“DEPREM ÖLDÜRMEZ, İHMAL ÖLDÜRÜR”

featured
Paylaş

Bu Yazıyı Paylaş

veya linki kopyala

 

‘Deprem Haftası’ kapsamında gerçekleştirilen basın açıklamasında konuşan Mersin Jeoloji Mühendisleri Odası Başkanı Erkan Demir, afetten etkilenen yerleşimleri, gelecekteki afetlerle ilgili risklere karşı koruma görevinin devlette olduğunu kaydederek, “Ülkemizin deprem sorununa stratejik yaklaşım getiren ilk yol haritası niteliğindeki belgesi olan Ulusal Deprem Stratejisi ve Eylem Planı ülke genelinde uygulanmalıdır” dedi.

 

Mersin Mimarlar Odası, İnşaat Mühendisleri Odası ve Jeoloji Mühendisleri Odası, 1-7 Mart “Deprem Haftası” kapsamında ortak bir basın açıklaması düzenledi. Açıklamada, ülkemizdeki deprem gerçekliğine dikkat çekilirken, deprem hassasiyeti göz önünde bulundurularak yapı denetim, kentsel dönüşüm, imar barışı gibi konuların gündemden çıkarılmaması gerektiği vurgulandı. “Deprem Bir Afet Değil, Doğa Olayıdır. Deprem Öldürmez, İhmal Öldürür” pankartı açıldığı açıklamada, Odalar adına basın metnini Jeoloji Mühendisleri Odası (JMO) Başkanı Erkan Demir okudu.
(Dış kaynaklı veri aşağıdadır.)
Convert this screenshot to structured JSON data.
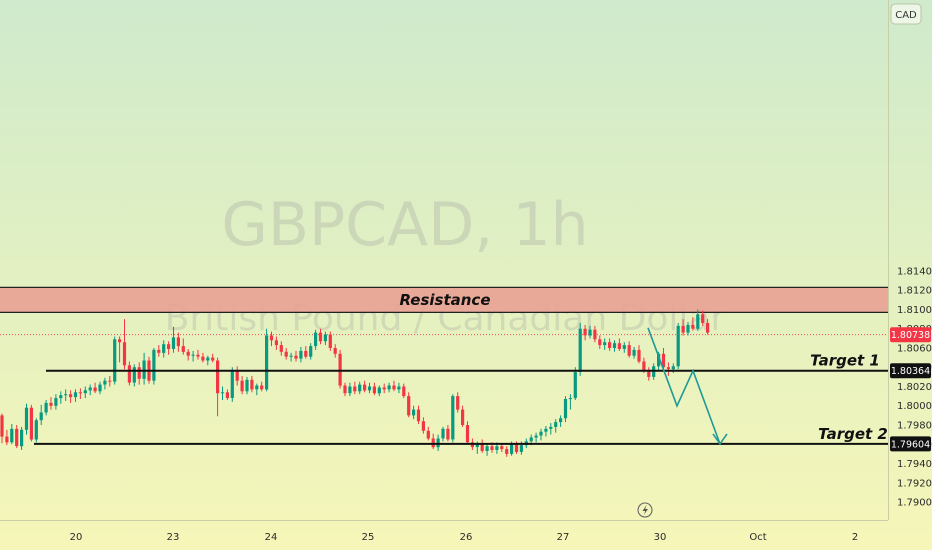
{
  "chart_data": {
    "type": "candlestick",
    "currency": "CAD",
    "watermark": {
      "symbol": "GBPCAD, 1h",
      "description": "British Pound / Canadian Dollar"
    },
    "y_axis": {
      "ticks": [
        "1.81400",
        "1.81200",
        "1.81000",
        "1.80800",
        "1.80600",
        "1.80400",
        "1.80200",
        "1.80000",
        "1.79800",
        "1.79600",
        "1.79400",
        "1.79200",
        "1.79000"
      ],
      "range": [
        1.7885,
        1.8153
      ]
    },
    "x_axis": {
      "ticks": [
        "20",
        "23",
        "24",
        "25",
        "26",
        "27",
        "30",
        "Oct",
        "2"
      ]
    },
    "current_price": {
      "label": "1.80738",
      "value": 1.80738,
      "color": "#f23645"
    },
    "zones": [
      {
        "name": "Resistance",
        "label": "Resistance",
        "low": 1.8097,
        "high": 1.8123,
        "color": "#e8a193"
      }
    ],
    "levels": [
      {
        "name": "target-1",
        "label": "Target 1",
        "value": 1.80364
      },
      {
        "name": "target-2",
        "label": "Target 2",
        "value": 1.79604
      }
    ],
    "projection": [
      1.8081,
      1.79998,
      1.80364,
      1.79604
    ],
    "colors": {
      "up": "#089981",
      "down": "#f23645",
      "background_top": "#cfeacc",
      "background_bottom": "#f6f6b8"
    },
    "candles": [
      [
        1.799,
        1.7992,
        1.7961,
        1.7968
      ],
      [
        1.7968,
        1.7975,
        1.7959,
        1.7962
      ],
      [
        1.7962,
        1.7981,
        1.796,
        1.7976
      ],
      [
        1.7976,
        1.798,
        1.7956,
        1.7958
      ],
      [
        1.7958,
        1.7978,
        1.7954,
        1.7975
      ],
      [
        1.7975,
        1.8002,
        1.797,
        1.7998
      ],
      [
        1.7998,
        1.8001,
        1.7963,
        1.7965
      ],
      [
        1.7965,
        1.7987,
        1.7962,
        1.7985
      ],
      [
        1.7985,
        1.8001,
        1.798,
        1.7993
      ],
      [
        1.7993,
        1.8006,
        1.799,
        1.8003
      ],
      [
        1.8003,
        1.8009,
        1.7996,
        1.8
      ],
      [
        1.8,
        1.8012,
        1.7996,
        1.8008
      ],
      [
        1.8008,
        1.8015,
        1.8002,
        1.8011
      ],
      [
        1.8011,
        1.8017,
        1.8005,
        1.8012
      ],
      [
        1.8012,
        1.8016,
        1.8003,
        1.8009
      ],
      [
        1.8009,
        1.8017,
        1.8004,
        1.8014
      ],
      [
        1.8014,
        1.8018,
        1.8007,
        1.8013
      ],
      [
        1.8013,
        1.802,
        1.8008,
        1.8016
      ],
      [
        1.8016,
        1.8022,
        1.8011,
        1.8019
      ],
      [
        1.8019,
        1.8024,
        1.8013,
        1.8015
      ],
      [
        1.8015,
        1.8025,
        1.8012,
        1.8022
      ],
      [
        1.8022,
        1.8029,
        1.8017,
        1.8026
      ],
      [
        1.8026,
        1.8031,
        1.802,
        1.8025
      ],
      [
        1.8025,
        1.8072,
        1.8022,
        1.8069
      ],
      [
        1.8069,
        1.8072,
        1.8045,
        1.8066
      ],
      [
        1.8066,
        1.809,
        1.8038,
        1.8042
      ],
      [
        1.8042,
        1.8046,
        1.8021,
        1.8024
      ],
      [
        1.8024,
        1.8043,
        1.802,
        1.804
      ],
      [
        1.804,
        1.8045,
        1.8022,
        1.8028
      ],
      [
        1.8028,
        1.8055,
        1.8022,
        1.8047
      ],
      [
        1.8047,
        1.8051,
        1.8023,
        1.8026
      ],
      [
        1.8026,
        1.806,
        1.8022,
        1.8058
      ],
      [
        1.8058,
        1.8063,
        1.8051,
        1.8055
      ],
      [
        1.8055,
        1.8068,
        1.805,
        1.8064
      ],
      [
        1.8064,
        1.8067,
        1.8053,
        1.8059
      ],
      [
        1.8059,
        1.8082,
        1.8055,
        1.8071
      ],
      [
        1.8071,
        1.8076,
        1.8056,
        1.8062
      ],
      [
        1.8062,
        1.807,
        1.8053,
        1.8056
      ],
      [
        1.8056,
        1.8059,
        1.8047,
        1.8052
      ],
      [
        1.8052,
        1.8057,
        1.8046,
        1.8053
      ],
      [
        1.8053,
        1.8058,
        1.8048,
        1.8051
      ],
      [
        1.8051,
        1.8055,
        1.8045,
        1.8047
      ],
      [
        1.8047,
        1.8052,
        1.8042,
        1.805
      ],
      [
        1.805,
        1.8054,
        1.8045,
        1.8047
      ],
      [
        1.8047,
        1.805,
        1.7989,
        1.8013
      ],
      [
        1.8013,
        1.802,
        1.8006,
        1.8014
      ],
      [
        1.8014,
        1.8017,
        1.8006,
        1.8008
      ],
      [
        1.8008,
        1.804,
        1.8004,
        1.8037
      ],
      [
        1.8037,
        1.8041,
        1.8021,
        1.8026
      ],
      [
        1.8026,
        1.8031,
        1.8012,
        1.8015
      ],
      [
        1.8015,
        1.803,
        1.8012,
        1.8027
      ],
      [
        1.8027,
        1.8031,
        1.8014,
        1.8017
      ],
      [
        1.8017,
        1.8023,
        1.8011,
        1.8021
      ],
      [
        1.8021,
        1.8025,
        1.8015,
        1.8017
      ],
      [
        1.8017,
        1.808,
        1.8015,
        1.8073
      ],
      [
        1.8073,
        1.8077,
        1.8062,
        1.8068
      ],
      [
        1.8068,
        1.8072,
        1.8058,
        1.8063
      ],
      [
        1.8063,
        1.8067,
        1.8052,
        1.8056
      ],
      [
        1.8056,
        1.806,
        1.8048,
        1.8051
      ],
      [
        1.8051,
        1.8055,
        1.8046,
        1.8052
      ],
      [
        1.8052,
        1.8057,
        1.8046,
        1.8049
      ],
      [
        1.8049,
        1.8061,
        1.8045,
        1.8057
      ],
      [
        1.8057,
        1.8062,
        1.8049,
        1.8051
      ],
      [
        1.8051,
        1.8065,
        1.8048,
        1.8062
      ],
      [
        1.8062,
        1.8079,
        1.8058,
        1.8076
      ],
      [
        1.8076,
        1.808,
        1.8064,
        1.8067
      ],
      [
        1.8067,
        1.8077,
        1.8063,
        1.8074
      ],
      [
        1.8074,
        1.8077,
        1.8057,
        1.806
      ],
      [
        1.806,
        1.8064,
        1.805,
        1.8054
      ],
      [
        1.8054,
        1.8058,
        1.8018,
        1.8021
      ],
      [
        1.8021,
        1.8024,
        1.801,
        1.8013
      ],
      [
        1.8013,
        1.8024,
        1.801,
        1.802
      ],
      [
        1.802,
        1.8025,
        1.8012,
        1.8015
      ],
      [
        1.8015,
        1.8025,
        1.8012,
        1.8022
      ],
      [
        1.8022,
        1.8026,
        1.8014,
        1.8016
      ],
      [
        1.8016,
        1.8024,
        1.8013,
        1.802
      ],
      [
        1.802,
        1.8024,
        1.8011,
        1.8013
      ],
      [
        1.8013,
        1.8021,
        1.801,
        1.8019
      ],
      [
        1.8019,
        1.8023,
        1.8013,
        1.8017
      ],
      [
        1.8017,
        1.8024,
        1.8014,
        1.8021
      ],
      [
        1.8021,
        1.8026,
        1.8015,
        1.8017
      ],
      [
        1.8017,
        1.8024,
        1.8013,
        1.802
      ],
      [
        1.802,
        1.8023,
        1.8008,
        1.801
      ],
      [
        1.801,
        1.8014,
        1.7988,
        1.799
      ],
      [
        1.799,
        1.8,
        1.7986,
        1.7996
      ],
      [
        1.7996,
        1.8,
        1.7981,
        1.7984
      ],
      [
        1.7984,
        1.7988,
        1.7971,
        1.7974
      ],
      [
        1.7974,
        1.7978,
        1.7964,
        1.7966
      ],
      [
        1.7966,
        1.7971,
        1.7955,
        1.7957
      ],
      [
        1.7957,
        1.797,
        1.7953,
        1.7966
      ],
      [
        1.7966,
        1.7978,
        1.7963,
        1.7976
      ],
      [
        1.7976,
        1.798,
        1.7963,
        1.7965
      ],
      [
        1.7965,
        1.8012,
        1.7962,
        1.801
      ],
      [
        1.801,
        1.8014,
        1.7993,
        1.7996
      ],
      [
        1.7996,
        1.8,
        1.7978,
        1.798
      ],
      [
        1.798,
        1.7984,
        1.796,
        1.7962
      ],
      [
        1.7962,
        1.7966,
        1.7954,
        1.7957
      ],
      [
        1.7957,
        1.7963,
        1.795,
        1.796
      ],
      [
        1.796,
        1.7965,
        1.7951,
        1.7953
      ],
      [
        1.7953,
        1.7961,
        1.7948,
        1.7958
      ],
      [
        1.7958,
        1.7962,
        1.7951,
        1.7954
      ],
      [
        1.7954,
        1.7962,
        1.795,
        1.7958
      ],
      [
        1.7958,
        1.7961,
        1.7952,
        1.7955
      ],
      [
        1.7955,
        1.7958,
        1.7947,
        1.795
      ],
      [
        1.795,
        1.7963,
        1.7948,
        1.7961
      ],
      [
        1.7961,
        1.7963,
        1.795,
        1.7952
      ],
      [
        1.7952,
        1.7963,
        1.7949,
        1.7959
      ],
      [
        1.7959,
        1.7966,
        1.7956,
        1.7963
      ],
      [
        1.7963,
        1.797,
        1.7959,
        1.7967
      ],
      [
        1.7967,
        1.7972,
        1.7962,
        1.7969
      ],
      [
        1.7969,
        1.7976,
        1.7964,
        1.7973
      ],
      [
        1.7973,
        1.7979,
        1.7968,
        1.7976
      ],
      [
        1.7976,
        1.7982,
        1.797,
        1.7978
      ],
      [
        1.7978,
        1.7986,
        1.7972,
        1.7983
      ],
      [
        1.7983,
        1.799,
        1.7978,
        1.7987
      ],
      [
        1.7987,
        1.801,
        1.7983,
        1.8007
      ],
      [
        1.8007,
        1.8012,
        1.7996,
        1.8008
      ],
      [
        1.8008,
        1.804,
        1.8006,
        1.8035
      ],
      [
        1.8035,
        1.8086,
        1.8031,
        1.808
      ],
      [
        1.808,
        1.8084,
        1.8068,
        1.8073
      ],
      [
        1.8073,
        1.8083,
        1.807,
        1.8079
      ],
      [
        1.8079,
        1.8083,
        1.8066,
        1.8069
      ],
      [
        1.8069,
        1.8073,
        1.8059,
        1.8063
      ],
      [
        1.8063,
        1.807,
        1.8058,
        1.8066
      ],
      [
        1.8066,
        1.807,
        1.8057,
        1.806
      ],
      [
        1.806,
        1.8068,
        1.8056,
        1.8065
      ],
      [
        1.8065,
        1.807,
        1.8057,
        1.8059
      ],
      [
        1.8059,
        1.8066,
        1.8055,
        1.8063
      ],
      [
        1.8063,
        1.8067,
        1.805,
        1.8052
      ],
      [
        1.8052,
        1.8061,
        1.8049,
        1.8058
      ],
      [
        1.8058,
        1.8063,
        1.8044,
        1.8046
      ],
      [
        1.8046,
        1.805,
        1.8034,
        1.8036
      ],
      [
        1.8036,
        1.804,
        1.8026,
        1.803
      ],
      [
        1.803,
        1.8044,
        1.8027,
        1.8041
      ],
      [
        1.8041,
        1.8056,
        1.8037,
        1.8054
      ],
      [
        1.8054,
        1.806,
        1.8038,
        1.804
      ],
      [
        1.804,
        1.8045,
        1.8031,
        1.8038
      ],
      [
        1.8038,
        1.8044,
        1.8034,
        1.8041
      ],
      [
        1.8041,
        1.8086,
        1.8038,
        1.8083
      ],
      [
        1.8083,
        1.809,
        1.8073,
        1.8076
      ],
      [
        1.8076,
        1.8087,
        1.8073,
        1.8084
      ],
      [
        1.8084,
        1.8092,
        1.8078,
        1.808
      ],
      [
        1.808,
        1.81,
        1.8078,
        1.8095
      ],
      [
        1.8095,
        1.8099,
        1.8083,
        1.8086
      ],
      [
        1.8086,
        1.809,
        1.8074,
        1.8076
      ]
    ]
  }
}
Yerküre üzerinde engellenmesi mümkün olmayan en büyük enerji boşalımı olan depremlerin, toplumsal yaşamın en önemli risk faktörlerinden biri olduğunu belirterek konuşmasına başlayan Demir, “Bu riskle karşı karşıya kalan ülkeler depremlerin afete dönüşmesinin önlenmesi veya zararlarının azaltılması amacıyla en üst düzeyde stratejik planlar ve afet yönetim sistemlerini hayata geçirmektedirler. Bir doğa olayı olan depremler, bilimden, akıl ve teknikten uzak uygulanan politikaların sonucunda birer afete dönüşmektedir. Dünyanın en etkin deprem kuşaklarının birinin üzerinde bulunan ülkemizin yüzde 92’si deprem bölgesi içerisinde ve nüfusumuzun yüzde 95’i ve sanayi kuruluşlarının yüzde 75’i deprem tehlikesi altındadır. Ülkemizde son 50 yılda yıkıcı depremler sonucu, yaklaşık 60 bin insanımız hayatını kaybetmiş, 500 bin yapı yıkılmış veya ağır hasarlar oluşmuştur” dedi.
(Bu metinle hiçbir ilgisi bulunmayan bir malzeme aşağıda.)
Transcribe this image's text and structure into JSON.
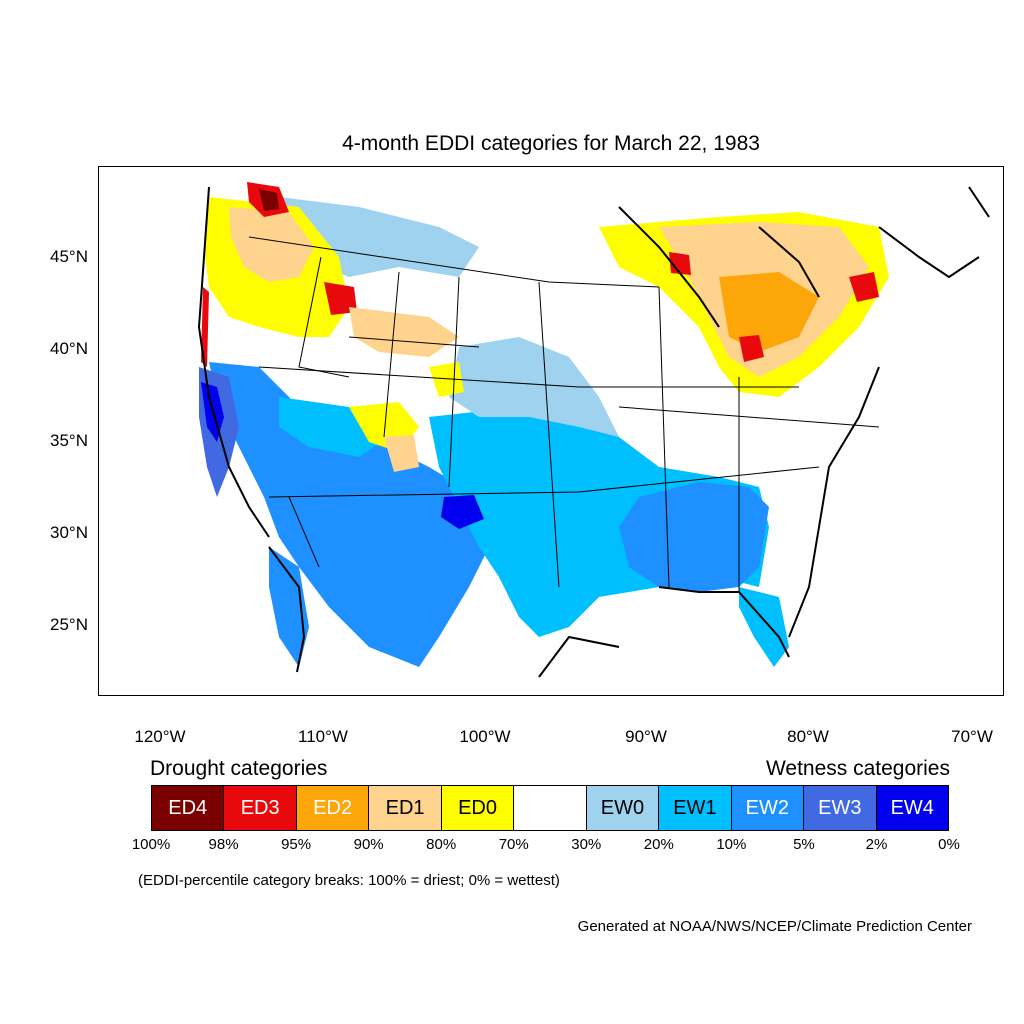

20 yıllık yakın tarihimizde yaşanılan 17 Ağustos 1999 Marmara, Bolu-Düzce ve Van depremlerini unutmadıklarını söyleyen Demir, “Son aylarda Denizli, Manisa, Balıkesir, Elazığ, Malatya ve Van’da meydana gelen depremlerde, 50’yi aşkın vatandaşımız yaşamını yitirmiş, bin 700’ü aşkın vatandaşımız yaralanmıştır. Mal kayıpları açısından ağır hasar gören 20 bin konutun yıkılarak yaptırılması için 4 milyar TL civarında kaynak gerekirken, yaşanan depremler nedeniyle uğranılan zararın ise 6 milyar TL’yi geçeceği anlaşılmaktadır. Afetler nedeniyle her yıl ortalama GSMH’nın yüzde 1 ile yüzde 3’ü arasında ekonomik kayıp/afet zararıyla karşılaşmaktayız. Bu örnekler, yaşanan can ve mal kayıpları açısından en yıkıcı yüzüyle depremlerin, ülkemiz jeolojik gerçekliğini bir kez daha göstermiştir. Depremlerde, can ve mal kayıplarının çoğunun ‘Aktif Fay Zonları veya Hatları’ üzerine doğrudan oturan yerleşim birimlerinde daha ağır bir şekilde yaşandığı görülmüştür. MTA Genel Müdürlüğü tarafından güncellenen Türkiye Diri Fay Haritasına göre büyüklüğü 5.5 ve üzeri deprem üretebilecek 486 diri fay veya fay segmenti olduğu ortaya konulmuş ve ‘Aksaray, Bolu, Sakarya, Yalova, Bursa, Balıkesir, Manisa, İzmir, Aydın, Denizli, Erzurum, Kahramanmaraş, Hatay, Hakkari, Muğla, Eskişehir, Kütahya, Bingöl’ gibi 18 ilimizin merkez yerleşim birimleri ile 80’ini aşkın ilçe merkezinin ve 502 köyümüzün deprem üretme potansiyeli yüksek aktif fayların geçtiği hatlar üzerine doğrudan oturduğu görülmüştür” diye belirtti.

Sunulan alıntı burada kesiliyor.